Sul fronte delle selezioni pubbliche Brunetta ha annunciato “una piccola rivoluzione” volta a dire “basta ai concorsi cartacei delle cinquecento, delle mille persone riunite negli stadi per scrivere un testo che verrà corretto due anni dopo, per fare un orale che verrà espletato cinque anni dopo, per vedere i risultati otto anni dopo. Così non si va da nessuna parte. Ci sono in Italia – ha spiegato il ministro – tantissimi giovani bravi, iscritti agli ordini professionali, giovani che hanno fatto il dottorato all’università, professionisti straordinari”. Verranno selezionati “responsabilizzando gli enti che attuano i progetti, dando loro schede, curricula, intelligenza artificiale per trovare specializzazioni e dicendo loro di scegliere” attraverso una selezione. Si procederà “come si fa in tutta Europa”, ha sottolineato Brunetta.

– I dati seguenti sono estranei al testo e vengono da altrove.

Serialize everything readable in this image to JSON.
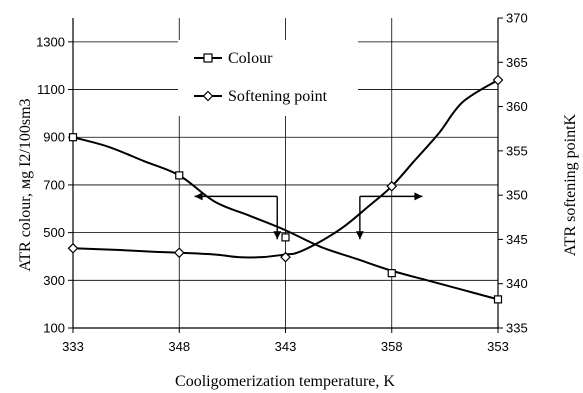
{
  "chart_data": {
    "type": "line",
    "xlabel": "Cooligomerization temperature, K",
    "ylabel_left": "ATR colour, мg I2/100sm3",
    "ylabel_right": "ATR softening pointK",
    "categories": [
      "333",
      "348",
      "343",
      "358",
      "353"
    ],
    "yleft_ticks": [
      "100",
      "300",
      "500",
      "700",
      "900",
      "1100",
      "1300"
    ],
    "yleft_lim": [
      100,
      1400
    ],
    "yright_ticks": [
      "335",
      "340",
      "345",
      "350",
      "355",
      "360",
      "365",
      "370"
    ],
    "yright_lim": [
      335,
      370
    ],
    "grid": true,
    "legend_position": "top-center",
    "series": [
      {
        "name": "Colour",
        "axis": "left",
        "marker": "square",
        "values": [
          900,
          740,
          480,
          330,
          220
        ],
        "curve_left": [
          [
            333,
            900
          ],
          [
            336,
            860
          ],
          [
            339,
            800
          ],
          [
            342,
            740
          ],
          [
            345,
            630
          ],
          [
            348,
            570
          ],
          [
            351,
            510
          ],
          [
            354,
            440
          ],
          [
            357,
            390
          ],
          [
            360,
            340
          ],
          [
            363,
            300
          ],
          [
            366,
            260
          ],
          [
            369,
            220
          ]
        ],
        "curve_right": []
      },
      {
        "name": "Softening point",
        "axis": "right",
        "marker": "diamond",
        "values": [
          344,
          343.5,
          343,
          351,
          363
        ],
        "curve_right": [
          [
            333,
            344
          ],
          [
            337,
            343.8
          ],
          [
            340,
            343.6
          ],
          [
            342,
            343.5
          ],
          [
            345,
            343.3
          ],
          [
            347,
            343
          ],
          [
            349,
            343
          ],
          [
            351,
            343.3
          ],
          [
            352,
            343.5
          ],
          [
            354,
            344.8
          ],
          [
            356,
            346.5
          ],
          [
            358,
            348.7
          ],
          [
            360,
            351
          ],
          [
            362,
            354
          ],
          [
            364,
            357
          ],
          [
            366,
            360.5
          ],
          [
            369,
            363
          ]
        ],
        "curve_left": []
      }
    ],
    "annotations": [
      {
        "type": "arrow-left",
        "note": "Colour series uses left axis"
      },
      {
        "type": "arrow-right",
        "note": "Softening point series uses right axis"
      }
    ],
    "colors": {
      "line": "#000000",
      "grid": "#000000",
      "background": "#ffffff"
    }
  }
}
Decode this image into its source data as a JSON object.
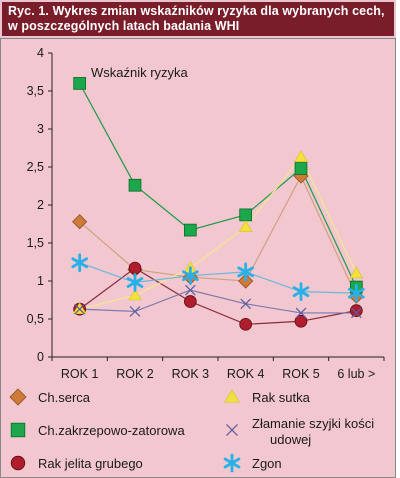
{
  "caption": "Ryc. 1. Wykres zmian wskaźników ryzyka dla wybranych cech, w poszczególnych latach badania WHI",
  "chart_data": {
    "type": "line",
    "annotation": "Wskaźnik ryzyka",
    "categories": [
      "ROK 1",
      "ROK 2",
      "ROK 3",
      "ROK 4",
      "ROK 5",
      "6 lub >"
    ],
    "ylim": [
      0,
      4
    ],
    "yticks": [
      "0",
      "0,5",
      "1",
      "1,5",
      "2",
      "2,5",
      "3",
      "3,5",
      "4"
    ],
    "grid": false,
    "legend_position": "bottom",
    "series": [
      {
        "name": "Ch.serca",
        "values": [
          1.78,
          1.15,
          1.05,
          1.0,
          2.38,
          0.8
        ],
        "color": "#d07a3a",
        "line": "#d0a080",
        "marker": "diamond"
      },
      {
        "name": "Ch.zakrzepowo-zatorowa",
        "values": [
          3.6,
          2.26,
          1.67,
          1.87,
          2.48,
          0.92
        ],
        "color": "#1aa84a",
        "line": "#1a9a4a",
        "marker": "square"
      },
      {
        "name": "Rak jelita grubego",
        "values": [
          0.63,
          1.17,
          0.73,
          0.43,
          0.47,
          0.61
        ],
        "color": "#b01e2e",
        "line": "#8a2a3a",
        "marker": "circle"
      },
      {
        "name": "Rak sutka",
        "values": [
          0.63,
          0.81,
          1.17,
          1.71,
          2.63,
          1.1
        ],
        "color": "#f2e040",
        "line": "#f2e890",
        "marker": "triangle"
      },
      {
        "name": "Złamanie szyjki kości udowej",
        "values": [
          0.63,
          0.6,
          0.88,
          0.7,
          0.58,
          0.58
        ],
        "color": "#5a5aa0",
        "line": "#7a7ab0",
        "marker": "x"
      },
      {
        "name": "Zgon",
        "values": [
          1.24,
          0.98,
          1.07,
          1.12,
          0.86,
          0.84
        ],
        "color": "#28b0e8",
        "line": "#6ab8d8",
        "marker": "star"
      }
    ]
  }
}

Per quanto riguarda lo smart working nella Pubblica Amministrazione Brunetta ha precisato che “è stata una risposta emergenziale che ha ci ha fatto imparare una modalità innovativa ma – ha spiegato – che deve essere legata ai contratti, deve essere legata alle esperienze”. Questa modalità di lavoro – ha assicurato il ministro – non diventerà strutturale e non sarà “imbrigliato in percentuali” fisse. Deve rientrare “nei contratti, sulla base delle esigenze delle aziende. Se un’azienda ha bisogno di lavoro a distanza – ha concluso – se l’organizza, se un’altra azienda non ha bisogno di lavoro a distanza non lo fa”.